I had negotiated everything and obtained a quote, but there was an uncomfortable feeling in my gut that kept saying that this guy wasn’t the right choice. I agonized on whether to just pull the trigger and take a chance to see if he’d produce anything usable. Ultimately, I decided against it because I wanted quality over quantity. As a professional service provider, I’m very aware that you get what you pay for and I wanted quality, so I decided I was going to pay for quality.
New Work City:
I had stumbled my way through another month looking for the technical talent that I needed. As a person that has zero technical expertise, I was honestly terrified to hire anyone because you just don’t know enough to be sure if the person you’re hiring is providing you a quality product. Trust was the main issue that I was having. At the end of the day, I was looking for a developer I could trust to not screw me over.
I ended up going to a New Work City meetup where they were having a movie night showing “Sneakers” on a random night. I met Chris at the meetup who’d been a previous technical cofounder and we were able to relate because of our similar backgrounds. I later found out that Chris moved from California and had just arrived in NYC two days, so it was a really serendipitous for us to happen to meet.
I ended up hiring Chris because I felt like I could trust him.
While we discussed my project, Chris was really helpful in providing me the technical insight of where my pain points would be and what the best choices for my web app were. I trusted Chris so I was comfortable with any suggestion he made as long as it fulfilled the ultimate goal. (Very important for later) Essentially, I told Chris what I needed the application to achieve and I left the rest to him to decide in regards to functions, features, programming languages and etc. all things that I don’t care about.
Chris and I agreed on a price that was more than five-figures or more than 500% more than the Pakistani quotation. But, I was more than happy to pay this amount because I knew that I was buying quality and peace of mind. It never makes sense to half-ass your way to the top or to reproduce the wheel. I was always of the belief that you should do it right the first time.
Fast-forward a month later…
Chris and I became partners. While discussing and working on our project, Chris told me that he moved to NYC pretty suddenly because he caught the startup bug and felt that it was something that couldn’t wait. After working with me, he saw that I was pretty good at handling my business and that I wasn’t another one of the three-blind-mice trying to find the cheese.
I had 5 to 10 paying customers or users waiting on the product to be finished, so the product was cash-flow positive from day one. The price point for the product on the low-end began at $100 dollars a month, so it was a profitable SaaS product. Also, I started a company about a year before I met Chris that was generating $40,000 dollars in net profit that I still own.
Thus, Chris offered me a simple proposition.
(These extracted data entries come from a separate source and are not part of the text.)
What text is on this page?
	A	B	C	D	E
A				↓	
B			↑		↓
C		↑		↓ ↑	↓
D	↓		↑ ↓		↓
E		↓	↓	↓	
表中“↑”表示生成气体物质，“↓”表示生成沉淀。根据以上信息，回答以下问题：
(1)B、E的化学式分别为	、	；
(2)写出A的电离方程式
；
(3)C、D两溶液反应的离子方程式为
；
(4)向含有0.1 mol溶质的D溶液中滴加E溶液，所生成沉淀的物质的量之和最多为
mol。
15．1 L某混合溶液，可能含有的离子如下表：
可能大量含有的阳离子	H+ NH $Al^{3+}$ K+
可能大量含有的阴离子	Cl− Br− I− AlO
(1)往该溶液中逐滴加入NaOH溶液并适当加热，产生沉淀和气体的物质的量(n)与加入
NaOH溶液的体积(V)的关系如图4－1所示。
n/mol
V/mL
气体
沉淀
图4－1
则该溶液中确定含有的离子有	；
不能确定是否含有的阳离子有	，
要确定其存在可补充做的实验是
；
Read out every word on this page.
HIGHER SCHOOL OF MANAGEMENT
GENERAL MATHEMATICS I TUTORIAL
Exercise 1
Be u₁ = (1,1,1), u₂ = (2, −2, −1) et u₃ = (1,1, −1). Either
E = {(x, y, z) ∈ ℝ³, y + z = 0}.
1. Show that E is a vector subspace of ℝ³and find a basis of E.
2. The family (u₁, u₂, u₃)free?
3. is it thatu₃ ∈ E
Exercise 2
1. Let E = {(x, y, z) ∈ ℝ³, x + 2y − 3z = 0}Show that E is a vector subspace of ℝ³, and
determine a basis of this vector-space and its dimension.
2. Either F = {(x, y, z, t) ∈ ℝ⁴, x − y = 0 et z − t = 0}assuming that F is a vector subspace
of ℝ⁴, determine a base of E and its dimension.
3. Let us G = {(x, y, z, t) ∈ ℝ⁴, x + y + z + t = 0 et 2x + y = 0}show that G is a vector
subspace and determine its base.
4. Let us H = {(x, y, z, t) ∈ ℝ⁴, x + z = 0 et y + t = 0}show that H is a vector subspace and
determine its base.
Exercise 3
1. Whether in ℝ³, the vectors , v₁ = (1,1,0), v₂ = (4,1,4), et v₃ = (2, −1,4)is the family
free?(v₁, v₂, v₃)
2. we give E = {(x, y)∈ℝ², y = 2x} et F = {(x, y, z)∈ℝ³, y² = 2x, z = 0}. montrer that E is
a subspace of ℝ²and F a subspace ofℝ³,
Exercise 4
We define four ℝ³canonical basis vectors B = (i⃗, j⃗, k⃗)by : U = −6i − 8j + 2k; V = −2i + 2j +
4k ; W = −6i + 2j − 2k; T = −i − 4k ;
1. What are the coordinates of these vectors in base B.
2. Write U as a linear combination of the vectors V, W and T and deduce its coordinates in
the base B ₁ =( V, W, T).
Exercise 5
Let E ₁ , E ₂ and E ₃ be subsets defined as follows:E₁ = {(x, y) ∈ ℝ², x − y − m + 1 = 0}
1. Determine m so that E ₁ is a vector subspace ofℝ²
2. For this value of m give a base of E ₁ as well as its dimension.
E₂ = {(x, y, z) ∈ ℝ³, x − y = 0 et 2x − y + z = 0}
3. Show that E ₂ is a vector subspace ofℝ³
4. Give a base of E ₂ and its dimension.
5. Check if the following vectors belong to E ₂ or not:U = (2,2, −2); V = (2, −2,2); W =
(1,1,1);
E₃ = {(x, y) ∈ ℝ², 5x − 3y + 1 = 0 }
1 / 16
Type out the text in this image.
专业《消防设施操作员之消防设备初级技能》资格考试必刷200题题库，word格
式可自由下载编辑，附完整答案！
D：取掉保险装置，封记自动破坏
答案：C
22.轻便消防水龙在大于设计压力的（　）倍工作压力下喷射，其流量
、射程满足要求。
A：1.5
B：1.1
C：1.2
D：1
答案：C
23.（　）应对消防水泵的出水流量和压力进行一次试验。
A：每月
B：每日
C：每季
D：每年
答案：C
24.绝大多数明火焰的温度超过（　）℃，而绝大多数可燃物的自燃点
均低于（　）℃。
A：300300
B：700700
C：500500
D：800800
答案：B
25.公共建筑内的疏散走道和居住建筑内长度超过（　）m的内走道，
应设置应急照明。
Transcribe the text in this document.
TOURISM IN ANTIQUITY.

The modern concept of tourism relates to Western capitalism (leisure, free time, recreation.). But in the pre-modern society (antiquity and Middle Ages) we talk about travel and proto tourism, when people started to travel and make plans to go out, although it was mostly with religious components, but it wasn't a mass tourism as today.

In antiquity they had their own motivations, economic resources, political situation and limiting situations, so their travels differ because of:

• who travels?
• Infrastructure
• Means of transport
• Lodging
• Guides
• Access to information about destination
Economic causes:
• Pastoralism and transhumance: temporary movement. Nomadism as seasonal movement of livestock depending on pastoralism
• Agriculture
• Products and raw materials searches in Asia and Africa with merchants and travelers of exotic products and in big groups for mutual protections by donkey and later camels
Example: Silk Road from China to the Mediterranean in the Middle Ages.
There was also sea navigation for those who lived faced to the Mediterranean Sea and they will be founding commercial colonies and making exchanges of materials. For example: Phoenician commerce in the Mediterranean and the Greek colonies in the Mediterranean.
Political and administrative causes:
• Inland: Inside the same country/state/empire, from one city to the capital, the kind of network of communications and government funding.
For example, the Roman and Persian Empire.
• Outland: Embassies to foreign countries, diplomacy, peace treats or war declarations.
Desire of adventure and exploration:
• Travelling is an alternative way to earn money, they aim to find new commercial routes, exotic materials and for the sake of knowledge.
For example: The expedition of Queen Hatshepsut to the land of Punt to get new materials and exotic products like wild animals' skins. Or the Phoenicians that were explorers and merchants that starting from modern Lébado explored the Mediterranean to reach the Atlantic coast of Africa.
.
We both had our ideas and he’d be willing to work together as partners on our ideas.
I stumbled upon a co-founder.
Chris later told me that he decided to work with me because of a few reasons:
- Like Mike Monteiro, Chris said “Fuck you, Pay me” and I paid. (Obviously, he didn’t really saying fuck you lol.) He quoted a price and we negotiated, but I didn’t disrespect him by asking for a 60% discount. I was realistic and told him what my budget was and he worked with me. More importantly, I paid him 50% upfront to show that I was serious and the rest over the next month. Nothing talks like cash money.
- I respected his expertise. I didn’t give him bullshit and I trusted him to make the right decisions for my product. Technical founders or developers all hate, when people question their decisions and nit-pick at every detail because it’s a waste of time.
- I had experience creating and running a profitable company by myself.
- I’m a tax accountant by trade, so I clearly had the business background and I’d like to think that I’m pretty awesome at my work.
- I already sold my product. Don’t tell people you’re an awesome salesman – just sell. ABC, always be closing.